2. **Apply Reasoning**: Apply RDFS reasoning to infer new knowledge based on the ontology.
3. **Query Graph**: Execute SPARQL queries on the graph before and after reasoning to compare the results.The reasoning process is implemented in [reasoning.py](./reasoning.py). The script applies RDFS reasoning and compares the results before and after reasoning.
### Conclusion
The integration of SPARQL queries with RDFS reasoning has proven to be an effective method for exploiting the integrated datasets in our knowledge graph. By defining a clear and consistent ontology, we were able to infer new relationships and properties, enriching the data and providing more comprehensive query results. The use of RDFS reasoning allowed us to automatically classify entities into higher-level categories and extend relationships, making the data more interconnected and valuable.However, there are some limitations. Loading the graph in Python is quite slow, which can be a bottleneck when dealing with large datasets. Additionally, the requests on Geonames that need to call DBpedia are extremely slow, impacting the overall performance of the system.

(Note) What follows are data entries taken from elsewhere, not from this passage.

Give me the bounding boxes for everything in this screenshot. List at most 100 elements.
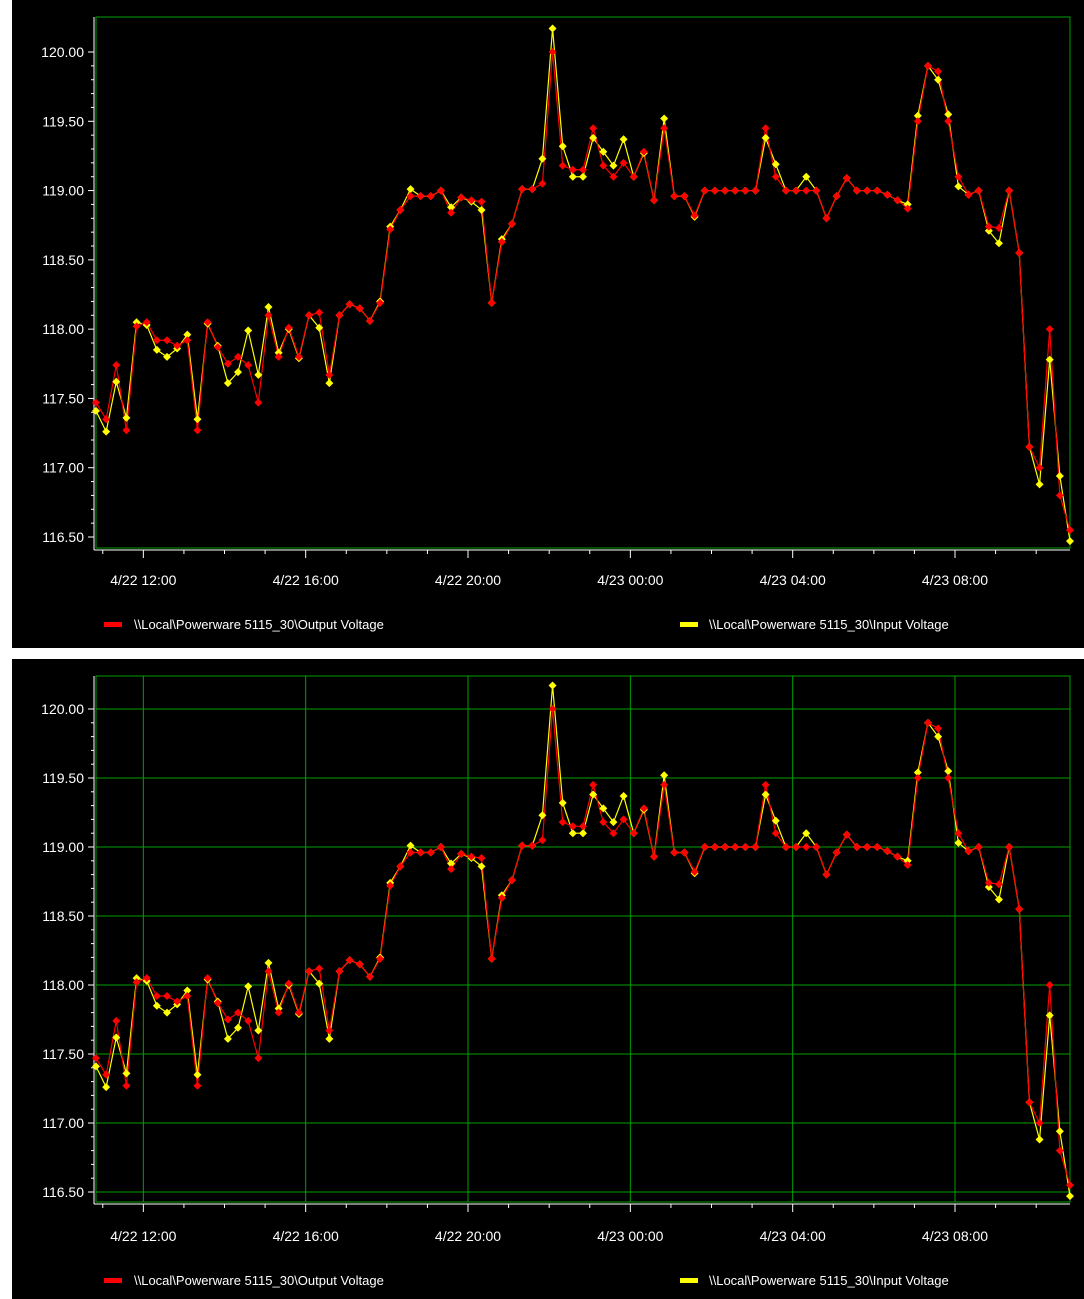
bottom-chart-y-tick-label: 116.50 [42, 1184, 84, 1200]
top-chart-input-voltage-point [1066, 537, 1074, 545]
top-chart-output-voltage-point [944, 117, 952, 125]
bottom-chart-legend-swatch-input [680, 1278, 698, 1283]
bottom-chart-output-voltage-point [163, 992, 171, 1000]
top-chart-output-voltage-point [1036, 464, 1044, 472]
top-chart-x-tick-label: 4/22 12:00 [110, 572, 176, 588]
top-chart-y-tick-label: 120.00 [41, 44, 84, 60]
top-chart-input-voltage-point [153, 346, 161, 354]
bottom-chart-x-tick-label: 4/22 20:00 [435, 1228, 501, 1244]
bottom-chart-output-voltage-point [660, 781, 668, 789]
top-chart-y-tick-label: 119.50 [42, 113, 84, 129]
top-chart-legend-swatch-input [680, 622, 698, 627]
top-chart-output-voltage-point [1025, 443, 1033, 451]
bottom-chart-output-voltage-point [954, 829, 962, 837]
bottom-chart-output-voltage-point [528, 842, 536, 850]
top-chart-input-voltage-point [620, 135, 628, 143]
top-chart-output-voltage-point [985, 223, 993, 231]
top-chart-output-voltage-point [1015, 249, 1023, 257]
top-chart-input-voltage-point [193, 415, 201, 423]
top-chart-output-voltage-point [762, 124, 770, 132]
top-chart-input-voltage-point [1036, 480, 1044, 488]
bottom-chart-output-voltage-point [193, 1082, 201, 1090]
voltage-chart-bottom-gridded: 120.00119.50119.00118.50118.00117.50117.… [12, 659, 1084, 1299]
bottom-chart-output-voltage-point [518, 842, 526, 850]
top-chart-output-voltage-point [660, 124, 668, 132]
top-chart-output-voltage-point [193, 426, 201, 434]
top-chart-output-voltage-point [711, 187, 719, 195]
top-chart-output-voltage-point [589, 124, 597, 132]
top-chart-output-voltage-point [427, 192, 435, 200]
top-chart-y-tick-label: 119.00 [42, 183, 84, 199]
top-chart-output-voltage-point [731, 187, 739, 195]
bottom-chart-x-tick-label: 4/22 12:00 [110, 1228, 176, 1244]
top-chart-output-voltage-point [508, 220, 516, 228]
bottom-chart-output-voltage-point [285, 980, 293, 988]
bottom-chart-output-voltage-point [863, 843, 871, 851]
bottom-chart-output-voltage-point [975, 843, 983, 851]
bottom-chart-output-voltage-point [214, 999, 222, 1007]
top-chart-output-voltage-point [254, 399, 262, 407]
bottom-chart-output-voltage-point [1015, 905, 1023, 913]
bottom-chart-output-voltage-point [275, 1009, 283, 1017]
bottom-chart-output-voltage-point [873, 843, 881, 851]
bottom-chart-output-voltage-point [1036, 1119, 1044, 1127]
top-chart-input-voltage-point [549, 24, 557, 32]
bottom-chart-output-voltage-point [427, 849, 435, 857]
top-chart-output-voltage-point [407, 192, 415, 200]
bottom-chart-output-voltage-point [833, 849, 841, 857]
top-chart-output-voltage-point [721, 187, 729, 195]
bottom-chart-y-tick-label: 120.00 [41, 701, 84, 717]
top-chart-y-tick-label: 116.50 [42, 529, 84, 545]
bottom-chart-input-voltage-point [549, 682, 557, 690]
bottom-chart-output-voltage-point [559, 818, 567, 826]
top-chart-output-voltage-point [914, 117, 922, 125]
bottom-chart-input-voltage-point [1056, 1127, 1064, 1135]
bottom-chart-output-voltage-point [640, 804, 648, 812]
bottom-chart-output-voltage-point [478, 854, 486, 862]
bottom-chart-output-voltage-point [437, 843, 445, 851]
bottom-chart-output-voltage-point [762, 781, 770, 789]
top-chart-output-voltage-point [396, 206, 404, 214]
bottom-chart-output-voltage-point [1005, 843, 1013, 851]
top-chart-output-voltage-point [873, 187, 881, 195]
top-chart-input-voltage-point [569, 173, 577, 181]
top-chart-input-voltage-point [538, 155, 546, 163]
bottom-chart-output-voltage-point [488, 955, 496, 963]
bottom-chart-legend-swatch-output [104, 1278, 122, 1283]
bottom-chart-input-voltage-point [538, 811, 546, 819]
top-chart-output-voltage-point [417, 192, 425, 200]
bottom-chart-output-voltage-point [721, 843, 729, 851]
top-chart-input-voltage-point [660, 115, 668, 123]
bottom-chart-output-voltage-point [751, 843, 759, 851]
bottom-chart-output-voltage-point [1066, 1181, 1074, 1189]
bottom-chart-output-voltage-point [934, 724, 942, 732]
top-chart-input-voltage-line [96, 28, 1070, 541]
bottom-chart-output-voltage-point [741, 843, 749, 851]
top-chart-y-tick-label: 118.00 [42, 321, 84, 337]
top-chart-output-voltage-point [447, 209, 455, 217]
top-chart-output-voltage-point [1066, 526, 1074, 534]
top-chart-output-voltage-point [975, 187, 983, 195]
top-chart-output-voltage-point [183, 336, 191, 344]
top-chart-input-voltage-point [579, 173, 587, 181]
top-chart-output-voltage-point [812, 187, 820, 195]
top-chart-y-tick-label: 117.00 [42, 460, 84, 476]
bottom-chart-output-voltage-point [467, 853, 475, 861]
top-chart-legend-label-input: \\Local\Powerware 5115_30\Input Voltage [709, 617, 949, 632]
bottom-chart-output-voltage-line [96, 709, 1070, 1185]
top-chart-x-tick-label: 4/23 08:00 [922, 572, 988, 588]
top-chart-output-voltage-point [863, 187, 871, 195]
bottom-chart-output-voltage-point [823, 871, 831, 879]
top-chart-input-voltage-point [559, 142, 567, 150]
top-chart-x-tick-label: 4/23 04:00 [760, 572, 826, 588]
top-chart-output-voltage-point [670, 192, 678, 200]
bottom-chart-output-voltage-point [944, 774, 952, 782]
top-chart-output-voltage-point [833, 192, 841, 200]
bottom-chart-output-voltage-point [122, 1082, 130, 1090]
top-chart-output-voltage-point [224, 360, 232, 368]
top-chart-x-tick-label: 4/23 00:00 [597, 572, 663, 588]
bottom-chart-output-voltage-point [589, 781, 597, 789]
top-chart-output-voltage-point [295, 353, 303, 361]
bottom-chart-output-voltage-point [914, 774, 922, 782]
top-chart-output-voltage-point [620, 159, 628, 167]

Future improvements to this project could include optimizing the data loading process and improving the efficiency of federated queries. Integrating additional datasets could further enrich the knowledge graph and provide more comprehensive insights.
### Resources
- [Datasets](#data)
- Geonames
- [Geonames Readme.txt](https://download.geonames.org/export/dump/readme.txt)
- Wikidata
- [Wikidata Ontology, City](https://www.wikidata.org/wiki/Q515)
- BDpedia
- [BDPedia Ontology](https://dbpedia.org/ontology/)
- [BDPedia Ontology, City](https://dbpedia.org/page/City)
- [BDPedia Ontology, Country](https://dbpedia.org/page/Country)
- Open Drug
- [Open Drug Kaggle](https://www.kaggle.com/datasets/krishnakumarkk/pubmed-knowledge-graph-dataset)
- [Open Drug Paper](https://ceur-ws.org/Vol-2873/paper10.pdf)
- PubMed
- I finally didn't use it.### TODO
- **Wikidata and DBpedia**: Enhance the data fetching to include more properties such as population, area, and coordinates.
- **Reasoning**: Apply more advanced reasoning techniques to infer new knowledge from the data.
- **Queries**: Develop more complex SPARQL queries to demonstrate the integration of different datasets.